As will be known, many scholars are very sceptical about the historical value of the Gospels and so treat them more as novels or novellas, that is, as fictional stories. It is true that the stories that may contain historical data, after all, novels do contain historical data whether they were written by Agatha Christie or Salman Rushdie. They also, however, contain events and characters invented by the author so, too, to a greater or lesser degree, it is argued, do the Gospels. Some scholars think the Gospels contain only a little invention; some think they contain a lot. As all scholars have to work in a mixed ideological and intellectual environment so even those who are more conservative have to take on board the scepticism of the more cynical.
This means that the Gospels themselves are seldom taken at face value by many scholars and the sort of questions scholars generally deal with are those questions of interest to other scholars and not those of interest to those outside the scholarly community. Scholars will speculate for hours on such things as supposed sources behind the Gospels and the nature of the communities for whom they were written, but will often rule out of order speculation which may arise from accepting the Gospels as essentially historically accurate. This, I think, often makes the Gospels seem little more than interesting historical novels, in much the same way as I have been arguing that the typical presentation of the Nativity makes it seem no more than a romantic fairy story.
For example, a hypothetical source called Q is believed by many scholars to have been used by Matthew and Luke in the compiling of their Gospels. It may well have been, we can't know for sure as Q is only a hypothesis. Not a single copy of it exists anywhere. And yet scholars will write books and dissertations on the theology of Q, the community which produced Q, the Christology of Q, the history of Q, the different versions of Q and so on. Not bad when we don't even know what was in Q even if it did exist.
A speculative question I personally would like to ask is to do with the role, if any, people such as Mary and the Lord's family played as sources for the Gospels. Now I realize that many would see this sort of question as being more than a little naive, belonging to the Sunday School rather than the Academy. But given that we know from several sources that James, the brother of our Lord was the leader of the Church in Jerusalem after Jesus' death (from Luke in Acts, from Paul, and from the Jewish historian Josephus), it would seem at least possible that they played some role in the preservation of stories about Jesus. I mean wouldn't people ask James, 'What was your brother like?'
We also know from Paul that the other 'brothers of the Lord' played a missionary role in the early Church: a role that was even familiar to people as far away from Palestine as Gentile Christians in Corinth (1 Corinthians 9:5). Wouldn't people they spoke to ask them about their 'brother'? And surely they would have stories ready to repeat? They would be pretty useless missionaries if they didn't.
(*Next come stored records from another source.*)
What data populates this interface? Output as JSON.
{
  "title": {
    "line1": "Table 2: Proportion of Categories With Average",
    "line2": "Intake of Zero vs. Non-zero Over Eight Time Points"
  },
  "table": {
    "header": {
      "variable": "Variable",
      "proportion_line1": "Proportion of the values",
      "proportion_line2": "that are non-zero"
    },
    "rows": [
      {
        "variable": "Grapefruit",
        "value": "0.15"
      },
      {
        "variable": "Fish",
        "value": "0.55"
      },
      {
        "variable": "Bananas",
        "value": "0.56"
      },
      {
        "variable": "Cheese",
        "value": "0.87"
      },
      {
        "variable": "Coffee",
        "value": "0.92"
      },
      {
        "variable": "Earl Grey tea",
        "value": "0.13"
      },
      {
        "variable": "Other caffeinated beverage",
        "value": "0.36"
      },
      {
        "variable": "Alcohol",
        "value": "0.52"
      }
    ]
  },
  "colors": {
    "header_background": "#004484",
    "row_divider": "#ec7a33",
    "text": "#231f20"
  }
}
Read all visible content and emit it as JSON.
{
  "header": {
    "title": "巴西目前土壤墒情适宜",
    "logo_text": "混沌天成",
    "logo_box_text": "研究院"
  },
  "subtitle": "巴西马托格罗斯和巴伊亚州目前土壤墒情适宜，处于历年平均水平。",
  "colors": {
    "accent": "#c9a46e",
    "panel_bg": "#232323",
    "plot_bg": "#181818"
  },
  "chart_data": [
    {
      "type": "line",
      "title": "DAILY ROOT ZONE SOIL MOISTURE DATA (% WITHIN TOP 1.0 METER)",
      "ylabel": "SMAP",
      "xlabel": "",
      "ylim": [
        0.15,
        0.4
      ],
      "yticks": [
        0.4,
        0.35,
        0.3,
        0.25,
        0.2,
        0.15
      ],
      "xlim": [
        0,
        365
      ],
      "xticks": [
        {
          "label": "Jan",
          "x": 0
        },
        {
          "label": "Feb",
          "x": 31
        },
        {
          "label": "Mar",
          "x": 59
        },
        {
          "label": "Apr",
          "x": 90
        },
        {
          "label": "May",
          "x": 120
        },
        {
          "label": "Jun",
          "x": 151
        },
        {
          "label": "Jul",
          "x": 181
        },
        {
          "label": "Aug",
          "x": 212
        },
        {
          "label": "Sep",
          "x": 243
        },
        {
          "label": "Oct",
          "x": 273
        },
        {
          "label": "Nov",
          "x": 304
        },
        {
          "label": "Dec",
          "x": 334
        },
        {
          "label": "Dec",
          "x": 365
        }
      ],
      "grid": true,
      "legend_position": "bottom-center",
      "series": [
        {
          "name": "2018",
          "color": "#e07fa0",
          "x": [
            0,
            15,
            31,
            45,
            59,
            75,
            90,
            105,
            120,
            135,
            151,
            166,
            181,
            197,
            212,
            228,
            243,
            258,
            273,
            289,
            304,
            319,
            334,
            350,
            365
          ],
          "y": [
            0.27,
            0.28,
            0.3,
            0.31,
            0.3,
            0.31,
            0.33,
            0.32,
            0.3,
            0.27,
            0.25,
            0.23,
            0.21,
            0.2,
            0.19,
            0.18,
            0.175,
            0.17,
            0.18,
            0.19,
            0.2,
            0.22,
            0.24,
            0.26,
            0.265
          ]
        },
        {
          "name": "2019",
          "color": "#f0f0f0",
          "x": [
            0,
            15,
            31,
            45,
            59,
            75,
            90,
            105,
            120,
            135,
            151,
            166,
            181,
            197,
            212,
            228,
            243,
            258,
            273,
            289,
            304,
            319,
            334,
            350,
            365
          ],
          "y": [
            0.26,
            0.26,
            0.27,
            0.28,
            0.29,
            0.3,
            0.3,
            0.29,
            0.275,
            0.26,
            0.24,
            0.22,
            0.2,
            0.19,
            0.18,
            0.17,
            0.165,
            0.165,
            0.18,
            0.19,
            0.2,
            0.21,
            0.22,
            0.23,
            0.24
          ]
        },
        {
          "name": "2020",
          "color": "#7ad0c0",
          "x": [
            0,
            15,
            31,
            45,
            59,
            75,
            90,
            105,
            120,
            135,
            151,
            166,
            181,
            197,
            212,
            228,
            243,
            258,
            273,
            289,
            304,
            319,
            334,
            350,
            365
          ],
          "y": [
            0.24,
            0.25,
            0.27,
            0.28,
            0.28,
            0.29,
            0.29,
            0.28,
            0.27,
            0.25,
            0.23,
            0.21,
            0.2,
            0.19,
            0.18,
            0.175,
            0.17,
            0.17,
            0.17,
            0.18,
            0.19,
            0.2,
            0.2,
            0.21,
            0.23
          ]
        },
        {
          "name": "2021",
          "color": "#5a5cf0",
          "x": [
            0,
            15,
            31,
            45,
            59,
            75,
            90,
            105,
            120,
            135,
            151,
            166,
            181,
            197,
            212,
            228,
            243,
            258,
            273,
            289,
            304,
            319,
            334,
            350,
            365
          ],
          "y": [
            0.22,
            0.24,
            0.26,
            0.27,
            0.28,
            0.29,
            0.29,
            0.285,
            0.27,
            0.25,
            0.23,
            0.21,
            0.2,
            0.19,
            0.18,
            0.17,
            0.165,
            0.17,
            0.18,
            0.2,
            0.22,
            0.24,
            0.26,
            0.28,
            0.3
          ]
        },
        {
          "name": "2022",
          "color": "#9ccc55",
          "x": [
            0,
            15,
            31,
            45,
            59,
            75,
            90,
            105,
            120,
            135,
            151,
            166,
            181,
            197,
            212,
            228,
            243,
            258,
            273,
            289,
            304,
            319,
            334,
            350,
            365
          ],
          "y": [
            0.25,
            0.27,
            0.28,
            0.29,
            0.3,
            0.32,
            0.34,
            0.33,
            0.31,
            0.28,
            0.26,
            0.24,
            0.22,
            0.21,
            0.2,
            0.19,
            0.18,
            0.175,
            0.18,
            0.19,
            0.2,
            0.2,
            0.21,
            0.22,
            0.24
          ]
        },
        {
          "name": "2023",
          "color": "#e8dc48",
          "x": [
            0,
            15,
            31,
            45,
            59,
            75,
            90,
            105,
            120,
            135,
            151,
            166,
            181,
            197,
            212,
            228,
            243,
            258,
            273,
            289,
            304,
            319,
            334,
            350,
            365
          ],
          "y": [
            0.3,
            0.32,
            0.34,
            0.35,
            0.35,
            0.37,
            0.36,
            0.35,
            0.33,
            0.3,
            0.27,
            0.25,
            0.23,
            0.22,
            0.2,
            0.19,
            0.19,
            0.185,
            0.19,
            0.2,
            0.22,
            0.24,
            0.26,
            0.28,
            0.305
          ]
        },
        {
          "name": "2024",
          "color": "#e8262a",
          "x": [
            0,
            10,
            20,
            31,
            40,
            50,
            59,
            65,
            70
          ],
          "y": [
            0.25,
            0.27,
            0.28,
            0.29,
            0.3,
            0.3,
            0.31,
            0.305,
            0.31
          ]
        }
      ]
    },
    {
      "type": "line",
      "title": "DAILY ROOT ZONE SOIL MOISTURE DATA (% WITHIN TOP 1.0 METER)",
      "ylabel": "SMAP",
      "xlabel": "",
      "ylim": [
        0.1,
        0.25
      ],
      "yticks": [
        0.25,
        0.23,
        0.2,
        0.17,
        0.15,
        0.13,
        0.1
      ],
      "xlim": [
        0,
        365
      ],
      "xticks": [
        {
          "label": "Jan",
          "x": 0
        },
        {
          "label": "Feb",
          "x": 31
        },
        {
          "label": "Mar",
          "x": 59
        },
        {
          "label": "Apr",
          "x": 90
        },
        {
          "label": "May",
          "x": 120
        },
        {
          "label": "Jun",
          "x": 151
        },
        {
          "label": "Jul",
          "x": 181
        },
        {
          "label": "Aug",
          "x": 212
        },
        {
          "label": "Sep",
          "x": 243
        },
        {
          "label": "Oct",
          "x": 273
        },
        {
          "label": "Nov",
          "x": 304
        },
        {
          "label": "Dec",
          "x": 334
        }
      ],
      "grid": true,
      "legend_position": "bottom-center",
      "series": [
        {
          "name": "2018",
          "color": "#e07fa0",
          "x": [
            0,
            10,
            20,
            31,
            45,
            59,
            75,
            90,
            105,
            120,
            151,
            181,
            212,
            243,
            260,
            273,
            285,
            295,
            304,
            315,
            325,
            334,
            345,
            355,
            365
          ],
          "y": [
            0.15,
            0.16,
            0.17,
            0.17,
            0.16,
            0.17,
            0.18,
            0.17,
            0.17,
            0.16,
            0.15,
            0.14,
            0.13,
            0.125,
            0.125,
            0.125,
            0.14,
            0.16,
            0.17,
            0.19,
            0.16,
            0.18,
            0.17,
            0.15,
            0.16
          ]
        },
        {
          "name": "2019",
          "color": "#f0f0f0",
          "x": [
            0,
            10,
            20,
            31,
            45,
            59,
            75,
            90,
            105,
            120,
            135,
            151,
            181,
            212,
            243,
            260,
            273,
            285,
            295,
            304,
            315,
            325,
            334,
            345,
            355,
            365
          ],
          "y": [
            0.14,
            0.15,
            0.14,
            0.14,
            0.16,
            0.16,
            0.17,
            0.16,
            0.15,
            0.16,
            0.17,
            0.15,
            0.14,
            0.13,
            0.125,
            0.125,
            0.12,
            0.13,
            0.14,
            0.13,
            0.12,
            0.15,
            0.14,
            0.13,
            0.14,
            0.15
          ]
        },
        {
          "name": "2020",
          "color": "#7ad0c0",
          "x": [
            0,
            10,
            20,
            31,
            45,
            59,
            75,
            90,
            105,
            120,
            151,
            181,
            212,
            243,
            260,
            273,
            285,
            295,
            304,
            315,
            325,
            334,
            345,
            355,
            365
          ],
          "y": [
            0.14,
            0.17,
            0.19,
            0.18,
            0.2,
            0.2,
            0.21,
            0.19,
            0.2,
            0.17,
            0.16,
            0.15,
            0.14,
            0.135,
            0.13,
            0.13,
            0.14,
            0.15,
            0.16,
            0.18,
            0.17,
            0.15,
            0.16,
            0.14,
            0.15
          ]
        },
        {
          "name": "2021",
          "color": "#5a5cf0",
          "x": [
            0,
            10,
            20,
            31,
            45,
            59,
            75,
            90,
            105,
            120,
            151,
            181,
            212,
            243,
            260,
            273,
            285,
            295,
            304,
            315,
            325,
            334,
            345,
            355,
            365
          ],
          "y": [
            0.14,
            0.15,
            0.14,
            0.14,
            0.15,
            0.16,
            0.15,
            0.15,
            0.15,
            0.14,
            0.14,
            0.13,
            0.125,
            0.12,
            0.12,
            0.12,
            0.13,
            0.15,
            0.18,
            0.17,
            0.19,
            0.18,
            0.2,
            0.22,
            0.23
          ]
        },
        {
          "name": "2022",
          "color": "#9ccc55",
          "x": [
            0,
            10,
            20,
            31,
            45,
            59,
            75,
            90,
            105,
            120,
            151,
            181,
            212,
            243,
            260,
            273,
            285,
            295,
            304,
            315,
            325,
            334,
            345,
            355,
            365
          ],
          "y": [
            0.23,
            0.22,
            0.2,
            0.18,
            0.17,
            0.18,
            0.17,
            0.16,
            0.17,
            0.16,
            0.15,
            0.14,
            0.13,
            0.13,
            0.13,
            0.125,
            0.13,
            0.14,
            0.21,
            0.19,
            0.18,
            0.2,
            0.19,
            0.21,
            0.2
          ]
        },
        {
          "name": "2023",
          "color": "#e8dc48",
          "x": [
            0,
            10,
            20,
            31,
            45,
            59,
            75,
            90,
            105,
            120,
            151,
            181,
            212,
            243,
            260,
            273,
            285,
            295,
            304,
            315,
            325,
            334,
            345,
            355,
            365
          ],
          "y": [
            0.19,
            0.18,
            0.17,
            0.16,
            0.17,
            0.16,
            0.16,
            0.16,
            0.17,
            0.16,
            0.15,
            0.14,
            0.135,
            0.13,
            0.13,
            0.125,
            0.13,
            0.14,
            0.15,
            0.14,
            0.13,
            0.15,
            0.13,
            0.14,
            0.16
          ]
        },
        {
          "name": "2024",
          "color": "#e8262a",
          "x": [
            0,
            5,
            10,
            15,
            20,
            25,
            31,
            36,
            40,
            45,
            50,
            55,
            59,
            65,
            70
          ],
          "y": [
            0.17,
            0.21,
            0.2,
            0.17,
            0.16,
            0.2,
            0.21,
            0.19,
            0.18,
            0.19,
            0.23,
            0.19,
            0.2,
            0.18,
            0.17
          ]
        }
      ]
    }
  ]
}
And then what about Mary herself? Luke records her as having been present in the Upper Room on the Day of Pentecost. (By the way: 'Upper Room' in Greek is the same the word in Luke that is often translated 'inn'! See the previous post.) According to John's Gospel, the beloved disciple whose testimony the Gospel claims as the basis for the Gospel, is entrusted with the care of Mary by our Lord as he hung on the Cross: 'Then he said to the disciple, "Here is your mother." And from that hour the disciple took her into his own home.' (John 19:27)
Mary then is identified as the mother of both the person the Church worshipped as well as of the leader of the Church in Jerusalem and also as a sort of surrogate mother to the beloved disciple. Surely if Mary was so closely associated with the beginning of the Church, then wouldn't people in the Church have asked her about her son?
Because the Church became so successful among Gentiles outside of Palestine, we have only a limited knowledge of what went on in Palestine. However, it is, of course, Palestine where Jesus actually ministered and where the stories about him were first preserved. It defies belief that the family of Jesus, who went on to have such a prominent role as leaders of the Church, would not have had a role to play as sources for those who wanted to write an account of their brother or son.
Personally, I find the idea that Mary was a source for the Gospel accounts much more convincing than that of the imaginary Q.